M. Ceglowski, A. Coburn, and J. Cuadrado. Semantic search of unstructured data using contextual network graphs. Preliminary white paper, National Institute for Technology and Liberal Education, Middlebury College, Middlebury, Vermont, 05753 USA, 2003. [url]
This paper describe the Contextual Network Graph, a technique that should solve some of the pitfalls of the latent semantic indexing, like the poor scalability of the singular value decomposition algorithm.
The authors offer an alternative interpretation of the term-document matrix (TDM), which is essentially a lookup table of term frequency data for the entire document collection. In LSI this is interpreted as a high-dimensional vector space. Alternatively, this can be seen as a bipartite graph of term and document nodes where each non-zero value in the TDM corresponds to an edge connecting a term node to a document node.

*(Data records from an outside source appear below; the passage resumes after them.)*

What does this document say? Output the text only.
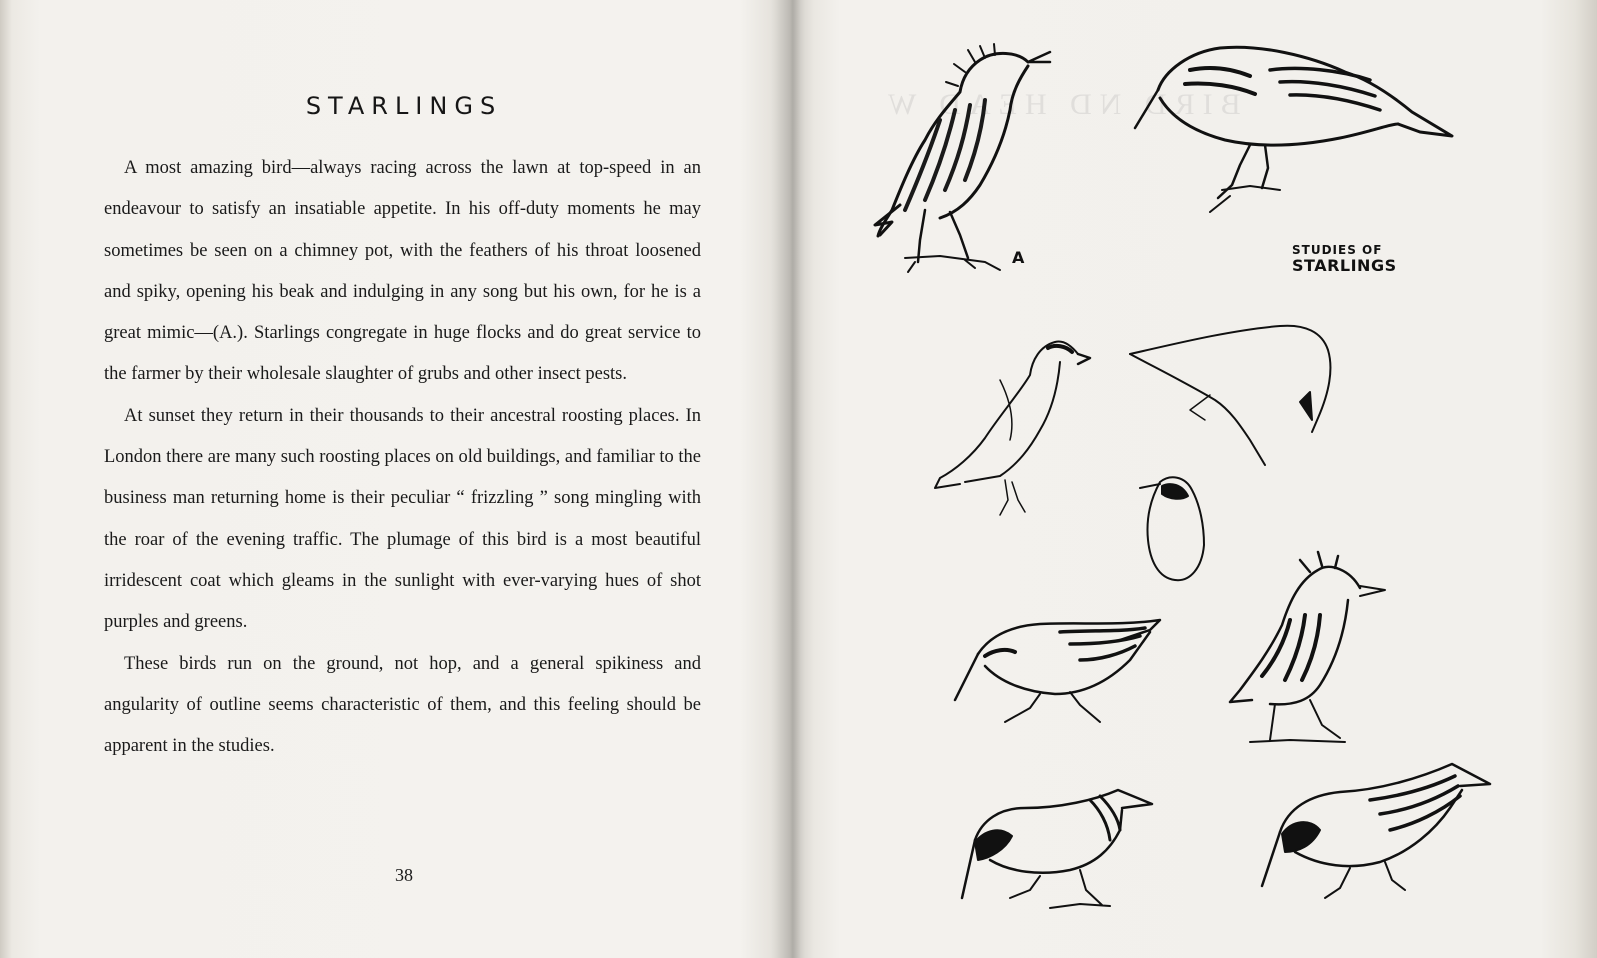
STARLINGS

A most amazing bird—always racing across the lawn at top-speed in an endeavour to satisfy an insatiable appetite. In his off-duty moments he may sometimes be seen on a chimney pot, with the feathers of his throat loosened and spiky, opening his beak and indulging in any song but his own, for he is a great mimic—(A.). Starlings congregate in huge flocks and do great service to the farmer by their wholesale slaughter of grubs and other insect pests.

At sunset they return in their thousands to their ancestral roosting places. In London there are many such roosting places on old buildings, and familiar to the business man returning home is their peculiar “ frizzling ” song mingling with the roar of the evening traffic. The plumage of this bird is a most beautiful irridescent coat which gleams in the sunlight with ever-varying hues of shot purples and greens.

These birds run on the ground, not hop, and a general spikiness and angularity of outline seems characteristic of them, and this feeling should be apparent in the studies.

38
BIRD ND HEAD W
A	STUDIES OF
STARLINGS
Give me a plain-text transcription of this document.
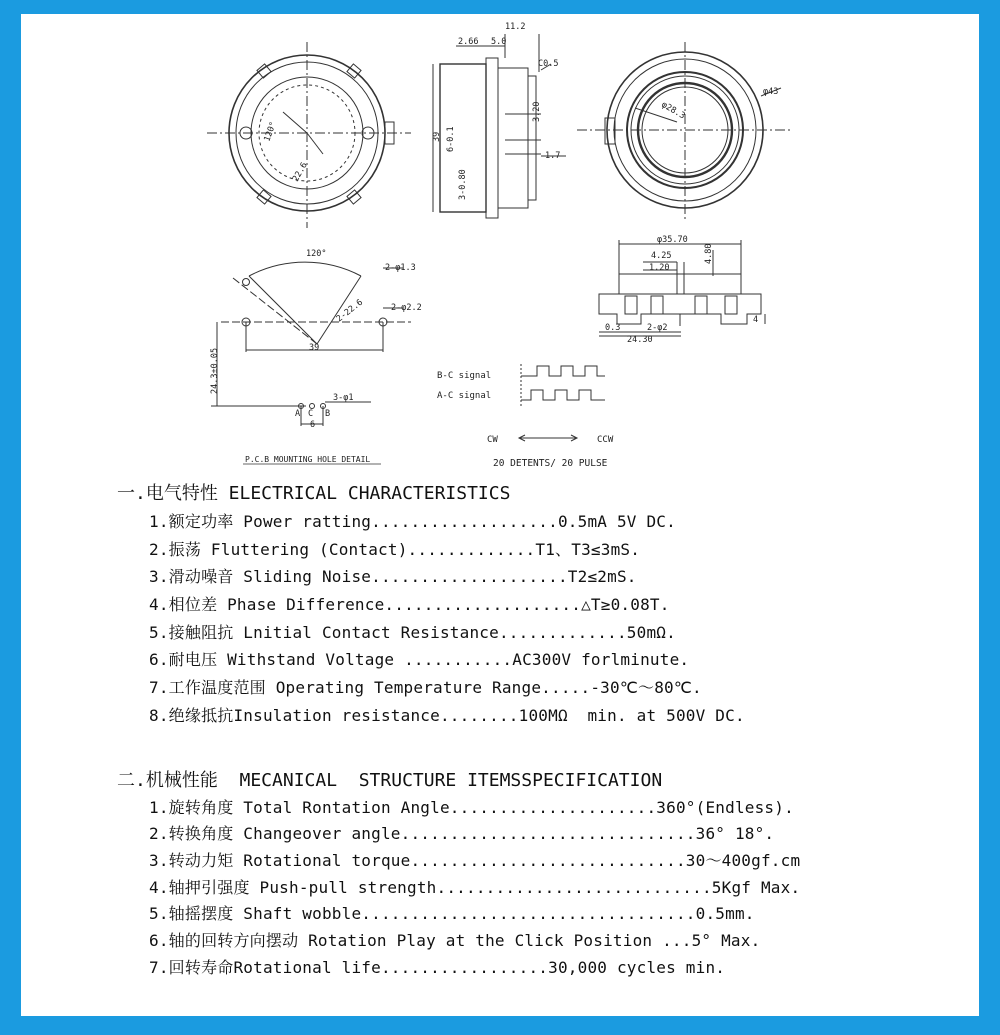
11.2
2.66 5.0
C0.5
3.20
1.7
39 6-0.1
3-0.80
120°
22.6
φ28.3
φ43
φ35.70
4.25
1.20
4.80
0.3	2-φ2
24.30
4
120°
2-φ1.3
2-φ2.2
2-22.6
39
24.3±0.05
3-φ1
A C B
6
P.C.B MOUNTING HOLE DETAIL
B-C signal
A-C signal
CW	CCW
20 DETENTS/ 20 PULSE
一.电气特性 ELECTRICAL CHARACTERISTICS
1.额定功率 Power ratting...................0.5mA 5V DC.
2.振荡 Fluttering (Contact).............T1、T3≤3mS.
3.滑动噪音 Sliding Noise....................T2≤2mS.
4.相位差 Phase Difference....................△T≥0.08T.
5.接触阻抗 Lnitial Contact Resistance.............50mΩ.
6.耐电压 Withstand Voltage ...........AC300V forlminute.
7.工作温度范围 Operating Temperature Range.....-30℃～80℃.
8.绝缘抵抗Insulation resistance........100MΩ  min. at 500V DC.
二.机械性能  MECANICAL  STRUCTURE ITEMSSPECIFICATION
1.旋转角度 Total Rontation Angle.....................360°(Endless).
2.转换角度 Changeover angle..............................36° 18°.
3.转动力矩 Rotational torque............................30～400gf.cm
4.轴押引强度 Push-pull strength............................5Kgf Max.
5.轴摇摆度 Shaft wobble..................................0.5mm.
6.轴的回转方向摆动 Rotation Play at the Click Position ...5° Max.
7.回转寿命Rotational life.................30,000 cycles min.
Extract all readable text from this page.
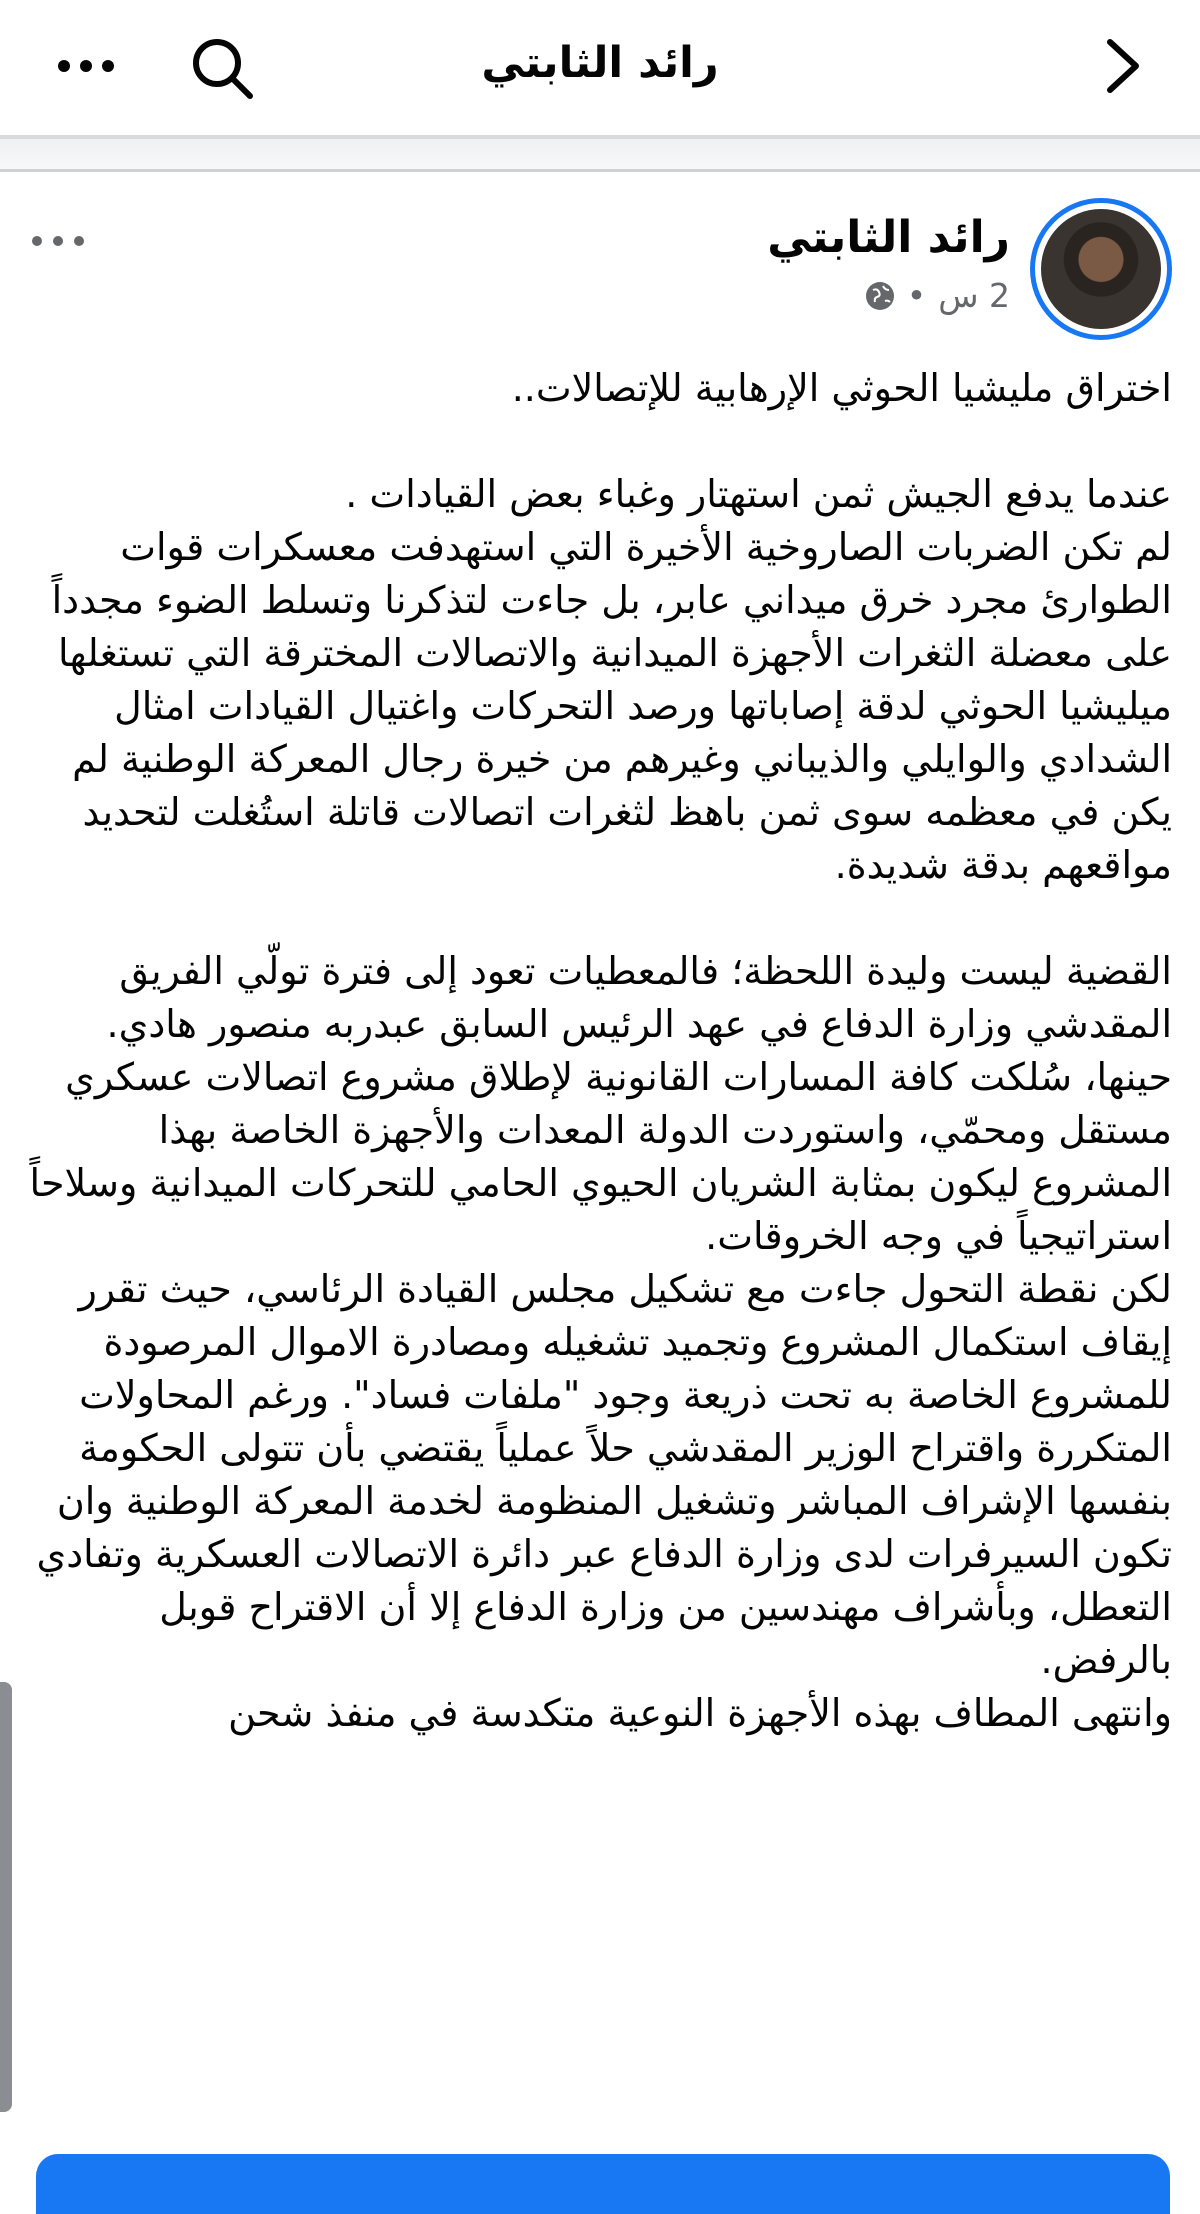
رائد الثابتي
رائد الثابتي
2 س
•

اختراق مليشيا الحوثي الإرهابية للإتصالات..

عندما يدفع الجيش ثمن استهتار وغباء بعض القيادات .

لم تكن الضربات الصاروخية الأخيرة التي استهدفت معسكرات قوات الطوارئ مجرد خرق ميداني عابر، بل جاءت لتذكرنا وتسلط الضوء مجدداً على معضلة الثغرات الأجهزة الميدانية والاتصالات المخترقة التي تستغلها ميليشيا الحوثي لدقة إصاباتها ورصد التحركات واغتيال القيادات امثال الشدادي والوايلي والذيباني وغيرهم من خيرة رجال المعركة الوطنية لم يكن في معظمه سوى ثمن باهظ لثغرات اتصالات قاتلة استُغلت لتحديد مواقعهم بدقة شديدة.

القضية ليست وليدة اللحظة؛ فالمعطيات تعود إلى فترة تولّي الفريق المقدشي وزارة الدفاع في عهد الرئيس السابق عبدربه منصور هادي. حينها، سُلكت كافة المسارات القانونية لإطلاق مشروع اتصالات عسكري مستقل ومحمّي، واستوردت الدولة المعدات والأجهزة الخاصة بهذا المشروع ليكون بمثابة الشريان الحيوي الحامي للتحركات الميدانية وسلاحاً استراتيجياً في وجه الخروقات.

لكن نقطة التحول جاءت مع تشكيل مجلس القيادة الرئاسي، حيث تقرر إيقاف استكمال المشروع وتجميد تشغيله ومصادرة الاموال المرصودة للمشروع الخاصة به تحت ذريعة وجود "ملفات فساد". ورغم المحاولات المتكررة واقتراح الوزير المقدشي حلاً عملياً يقتضي بأن تتولى الحكومة بنفسها الإشراف المباشر وتشغيل المنظومة لخدمة المعركة الوطنية وان تكون السيرفرات لدى وزارة الدفاع عبر دائرة الاتصالات العسكرية وتفادي التعطل، وبأشراف مهندسين من وزارة الدفاع إلا أن الاقتراح قوبل بالرفض.

وانتهى المطاف بهذه الأجهزة النوعية متكدسة في منفذ شحن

In this way, every term is connected to all of the documents in which the term appears, and every document has a link to each term contained in the document. The authors call this a contextual network graph.
This construct correspond to the intuition that documents that share many rare tems are likely to be semantically related.
Their idea is to use this representation to search a document collection energizing a query node and allowing the energy to propagate to other nodes along the edges of the graph based on a set of simple rules.
Their results show comparable results to an LSI search engine. In a 1981 dissertation at the University of Illinois, Scott Preece describes an almost identical technique under the name spreading activation search.